Bagi Bernard, keberadaan dan kemajuan teknologi informasi digital justru membuka lebih banyak ruang untuk berkarya. “Era digital itu membuka kesempatan yang luar biasa besar. Internet misalnya, bisa menjadi sumber untuk referensi, bahan bacaan, hingga sarana komunikasi dengan penikmat karya,” kata Bernard. Ponsel pintar sebagai salah satu gawai yang dimiliki oleh kebanyakan orang merupakan senjata bagi diri sendiri, terlepas dari fungsinya sebagai alat komunikasi. “Misalnya saja, ponsel ini bisa jadi perpustakaanmu, sarana branding diri, dan lain-lain,” ungkapnya.
Terkait ide dan gagasan karya, Bernard menilai hal tersebut bisa didapatkan dari mana saja. Menurutnya, ide dapat dicari maupun datang sendiri. “Ide itu bisa datang dari hal-hal inspiratif yang terjadi di sekitar kita sehari-hari. Yang dibutuhkan hanyalah kepekaan untuk sadar atas hal-hal tersebut,” ujarnya. Lebih lanjut, salah satu cara meningkatkan kepekaan adalah dengan lebih membuka diri.
Sedangkan bagi Ismail, tantangan berkarya di era digital saat ini adalah keseriusan pelaku karya dalam melawan banyaknya distraksi yang ada. Sutradara ini mengatakan bahwa saat ini terlalu banyak distraksi di sekitar kita yang mengganggu fokus dalam berkarya. Keheningan-keheningan yang seharusnya menjadi lingkungan dalam pembuatan karya bisa terganggu oleh banyak hal. Misalnya saja dengan keberadaan ponsel pintar maupun godaan untuk menelusuri informasi kurang penting di dalamnya. “Kalau pagi, jangan mau bangun-bangun kamu melihat mimpi orang lain, misalnya lewat instastory atau update orang lain. Harus lihat mimpimu sendiri,” ungkap Ismail.
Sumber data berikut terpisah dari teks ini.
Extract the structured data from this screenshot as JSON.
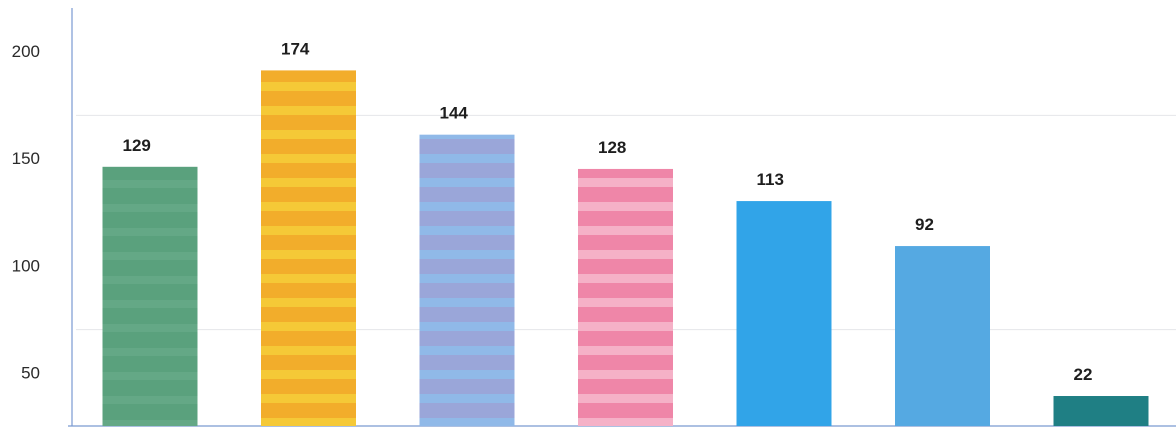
{
  "chart_data": {
    "type": "bar",
    "title": "",
    "xlabel": "",
    "ylabel": "",
    "ylim": [
      25,
      222
    ],
    "y_ticks": [
      "50",
      "100",
      "150",
      "200"
    ],
    "y_tick_values": [
      50,
      100,
      150,
      200
    ],
    "grid": true,
    "values": [
      129,
      174,
      144,
      128,
      113,
      92,
      22
    ],
    "bar_heights": [
      146,
      191,
      161,
      145,
      130,
      109,
      39
    ],
    "value_labels": [
      "129",
      "174",
      "144",
      "128",
      "113",
      "92",
      "22"
    ],
    "colors": [
      "#5aa17d",
      "#f2ad2b",
      "#9aa6d9",
      "#ef86a8",
      "#31a4e8",
      "#55a9e2",
      "#1f7f84"
    ]
  }
}
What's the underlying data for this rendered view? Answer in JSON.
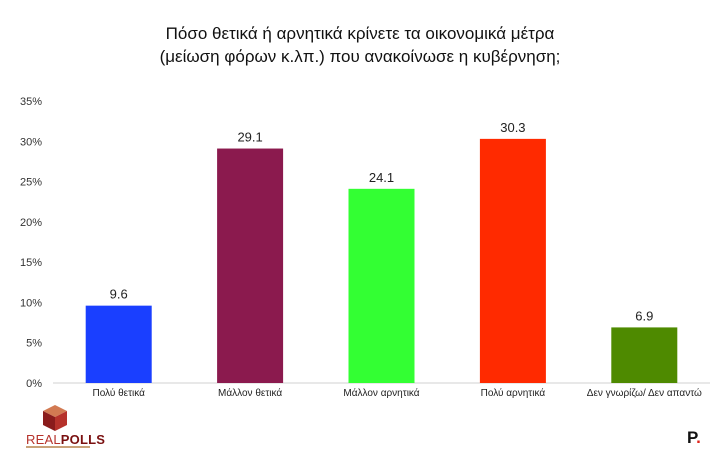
{
  "title_line1": "Πόσο θετικά ή αρνητικά κρίνετε τα οικονομικά μέτρα",
  "title_line2": "(μείωση φόρων κ.λπ.) που ανακοίνωσε η κυβέρνηση;",
  "logo": {
    "part1": "REAL",
    "part2": "POLLS"
  },
  "brand_mark": {
    "letter": "P",
    "dot": "."
  },
  "chart_data": {
    "type": "bar",
    "title": "Πόσο θετικά ή αρνητικά κρίνετε τα οικονομικά μέτρα (μείωση φόρων κ.λπ.) που ανακοίνωσε η κυβέρνηση;",
    "categories": [
      "Πολύ θετικά",
      "Μάλλον θετικά",
      "Μάλλον αρνητικά",
      "Πολύ αρνητικά",
      "Δεν γνωρίζω/ Δεν απαντώ"
    ],
    "values": [
      9.6,
      29.1,
      24.1,
      30.3,
      6.9
    ],
    "colors": [
      "#1a3fff",
      "#8b1a4e",
      "#33ff33",
      "#ff2a00",
      "#4e8a00"
    ],
    "value_labels": [
      "9.6",
      "29.1",
      "24.1",
      "30.3",
      "6.9"
    ],
    "yticks": [
      "0%",
      "5%",
      "10%",
      "15%",
      "20%",
      "25%",
      "30%",
      "35%"
    ],
    "ylim": [
      0,
      35
    ],
    "xlabel": "",
    "ylabel": "",
    "grid": false,
    "legend": "none"
  }
}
“Kalau serius sebentar saja, pasti karyamu akan diakui,” ujar Ismail. Sutradara yang memulai debut filmnya dengan ‘Hide and Sleep’ pada 2008 ini menambahkan bahwa dibanding meninggalkan jejak digital dalam platform media sosial seperti status ataupun postingan kurang penting, ia memilih untuk meninggalkan jejak berupa karya riil. “Jadi suatu saat saya bisa kembali hadir melalui karya-karya saya, meskipun secara fisik saya tidak ada,” ungkapnya. (/fkm)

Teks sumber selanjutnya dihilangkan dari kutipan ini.